La découverte d’une immense peinture à l'huile du XVIIe siècle dans les murs de la boutique Oscar de la Renta à Paris


EREVAN, 23 JANVIER, ARMENPRESS: L’histoire est digne d’un épisode de la saga Indiana Jones. Le New York Times vient de révéler l’existence d’une sublime toile à l'huile du XVIIe siècle cachée derrière un mur de la toute nouvelle boutique parisienne d’Oscar de la Renta. Cette dernière devait ouvrir pour les défilés couture de cette semaine, rapporte “Armenpress”,

Sauf que pendant sa rénovation, Alex Bolen, directeur général d'Oscar de la Renta a reçu un coup de téléphone étonnant. L'architecte d'intérieur irlando-canadienne, Nathalie Ryan, avait trouvé sous les décombres une peinture représentant un marquis du XVIIe siècle entouré de courtisans et entrant dans la ville de Jérusalem.

Alex Bolen fait illico le déplacement de New York pour voir de ses propres yeux ce trésor monumental de plus de trois siècles. Situé rue de Marignan dans le VIIIe arrondissement, dans l’ancien magasin Reed Krakoff, le bâtiment, construit au XIXe siècle, appartenait à une famille encore présente dans l’immeuble, révèle le New York Times. Des travaux devaient être entrepris pour relier deux étages. Mais une fois la démolition commencée, pendant qu’un ouvrier abattait du deuxième étage, un morceau de mur s'est détaché, dévoilant une belle surprise.

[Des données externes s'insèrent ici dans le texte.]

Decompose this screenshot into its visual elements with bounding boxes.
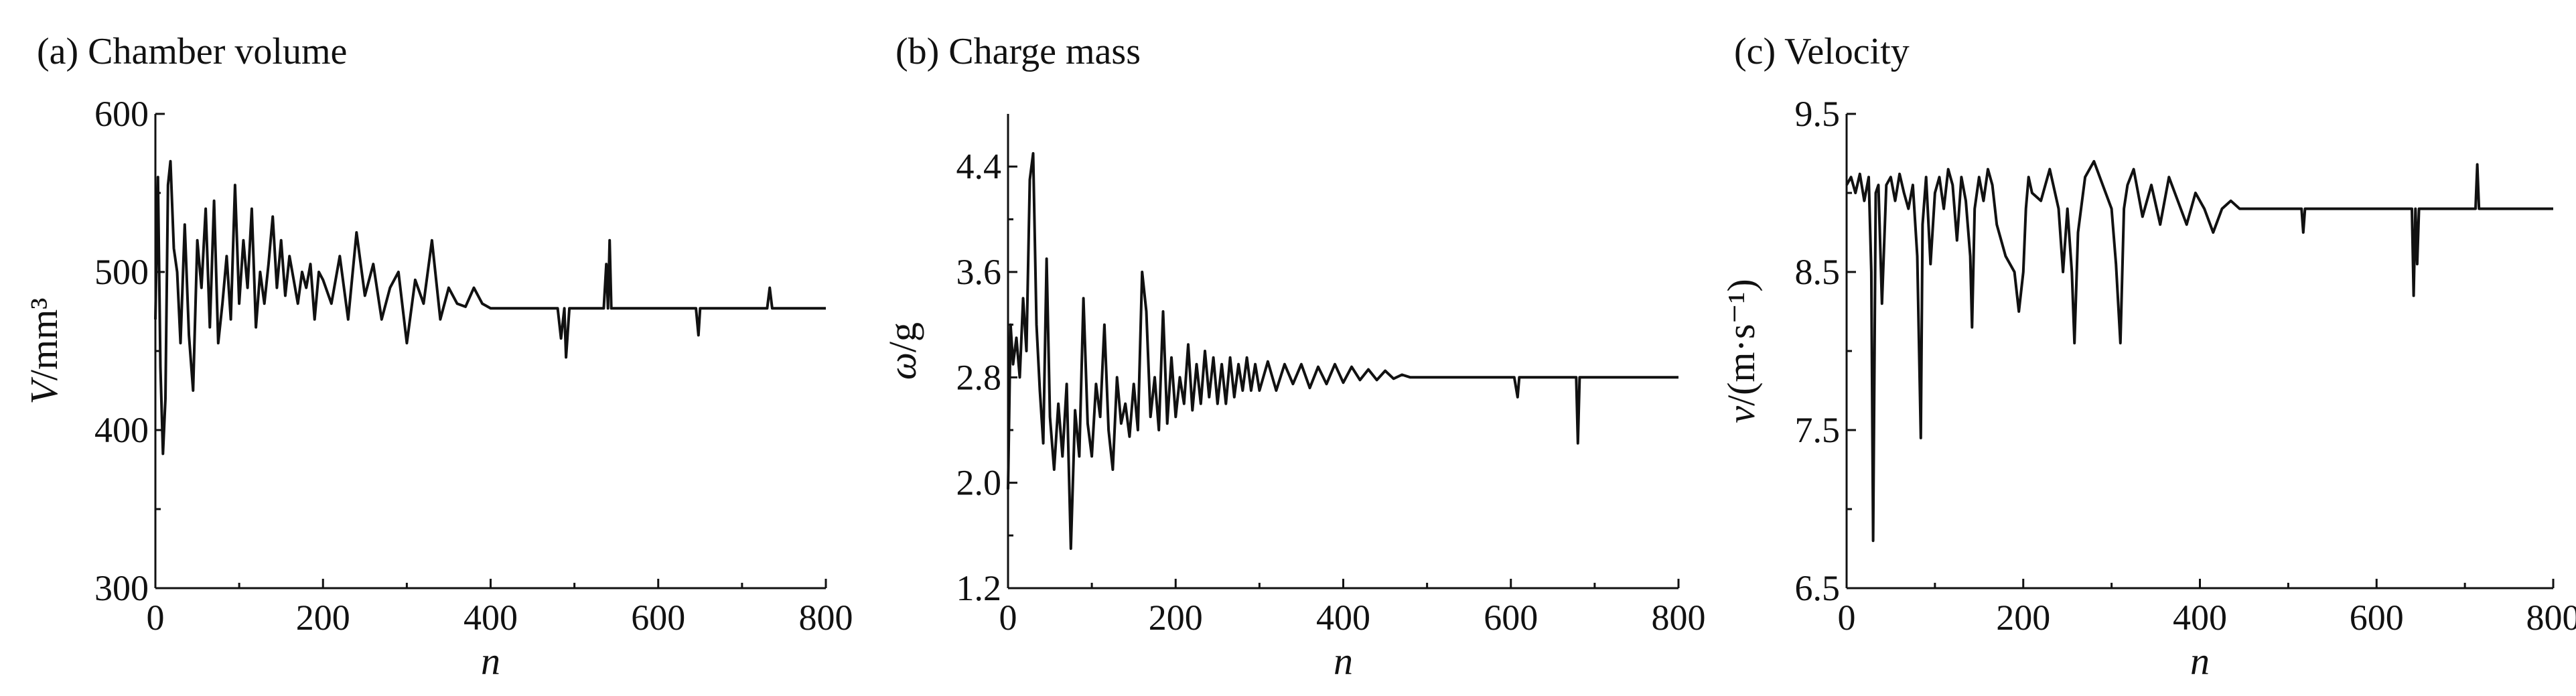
x-tick-label-a: 800: [799, 598, 853, 638]
series-line-c-0: [1845, 159, 2553, 543]
y-axis-unit-c: /(m·s⁻¹): [1719, 279, 1763, 406]
y-tick-label-b: 2.0: [956, 463, 1002, 503]
x-tick-label-b: 800: [1652, 598, 1706, 638]
x-tick-label-b: 600: [1484, 598, 1538, 638]
y-axis-symbol-c: v: [1719, 406, 1763, 423]
chart-svg-a: (a) Chamber volume 300 400 500 600 0 200 400 600…: [22, 31, 853, 683]
x-tick-label-c: 200: [1996, 598, 2050, 638]
panel-title-a: (a) Chamber volume: [37, 31, 347, 72]
y-tick-label-c: 7.5: [1795, 410, 1841, 450]
x-axis-label-b: n: [1334, 639, 1353, 683]
y-tick-label-c: 9.5: [1795, 94, 1841, 134]
series-line-b-0: [1007, 152, 1678, 550]
x-tick-label-b: 200: [1149, 598, 1203, 638]
x-tick-label-b: 400: [1316, 598, 1370, 638]
x-tick-label-a: 200: [296, 598, 350, 638]
x-tick-label-a: 400: [463, 598, 518, 638]
chart-svg-b: (b) Charge mass 1.2 2.0 2.8 3.6 4.4 0 200 400 600…: [881, 31, 1706, 683]
y-tick-label-b: 3.6: [956, 252, 1002, 292]
x-tick-label-c: 800: [2526, 598, 2576, 638]
y-tick-label-b: 2.8: [956, 357, 1002, 397]
x-axis-label-a: n: [481, 639, 500, 683]
x-tick-label-c: 600: [2350, 598, 2404, 638]
y-axis-unit-a: /mm³: [22, 297, 66, 380]
y-axis-symbol-a: V: [22, 376, 66, 405]
y-tick-label-c: 8.5: [1795, 252, 1841, 292]
x-tick-label-b: 0: [999, 598, 1017, 638]
chart-panel-c: (c) Velocity 6.5 7.5 8.5 9.5 0 200 400 600 800 n v/…: [1717, 0, 2576, 696]
panel-title-b: (b) Charge mass: [896, 31, 1141, 72]
y-axis-label-b: ω/g: [881, 322, 924, 380]
chart-panel-b: (b) Charge mass 1.2 2.0 2.8 3.6 4.4 0 200 400 600…: [859, 0, 1717, 696]
y-axis-unit-b: /g: [881, 322, 924, 352]
y-tick-label-b: 1.2: [956, 568, 1002, 608]
y-axis-label-c: v/(m·s⁻¹): [1719, 279, 1763, 423]
y-tick-label-b: 4.4: [956, 147, 1002, 187]
x-tick-label-c: 0: [1838, 598, 1856, 638]
chart-svg-c: (c) Velocity 6.5 7.5 8.5 9.5 0 200 400 600 800 n v/…: [1719, 31, 2576, 683]
y-tick-label-c: 6.5: [1795, 568, 1841, 608]
series-line-a-0: [154, 159, 826, 456]
y-tick-label-a: 300: [94, 568, 149, 608]
x-tick-label-a: 0: [147, 598, 165, 638]
y-axis-label-a: V/mm³: [22, 297, 66, 404]
x-tick-label-a: 600: [631, 598, 685, 638]
y-tick-label-a: 600: [94, 94, 149, 134]
y-tick-label-a: 500: [94, 252, 149, 292]
y-axis-symbol-b: ω: [881, 352, 924, 380]
x-tick-label-c: 400: [2173, 598, 2227, 638]
panel-title-c: (c) Velocity: [1734, 31, 1910, 72]
x-axis-label-c: n: [2190, 639, 2210, 683]
y-tick-label-a: 400: [94, 410, 149, 450]
chart-panel-a: (a) Chamber volume 300 400 500 600 0 200 400 600…: [0, 0, 859, 696]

Une huile sur toile que des experts ont daté de 1674 et qui a été réalisée par Arnould de Vuez, peintre proche de Charles Le Brun, peintre de la cour de Louis XIV. Habitué aux duels d’honneur, l’artiste vécut une existence épique qui l’amena à fuir la France pour visiter Constantinople.

L’œuvre retrouvée dans la boutique conte les aventures du marquis de Nointel, ambassadeur de Louis XIV auprès de la cour ottomane. Julien Mignot, photographe français qui a réalisé les photos de la peinture pour le New York Times, nous a confié au téléphone : «C'est assez rare de découvrir ce genre de choses dans un immeuble. Cela donne une idée de comment les gens vivaient autrefois, dans des hôtels particuliers, avec des toiles chez eux. C'est un morceau de patrimoine. C'est une toile imposante d'environ 5 m sur 3 m, je dirais. On y voit le marquis arriver à Jérusalem avec en fond une vision de la ville. Il arrive avec un cortège et rencontre des personnages orientaux. On voit des chevaux, une mosquée et le mur des lamentations.»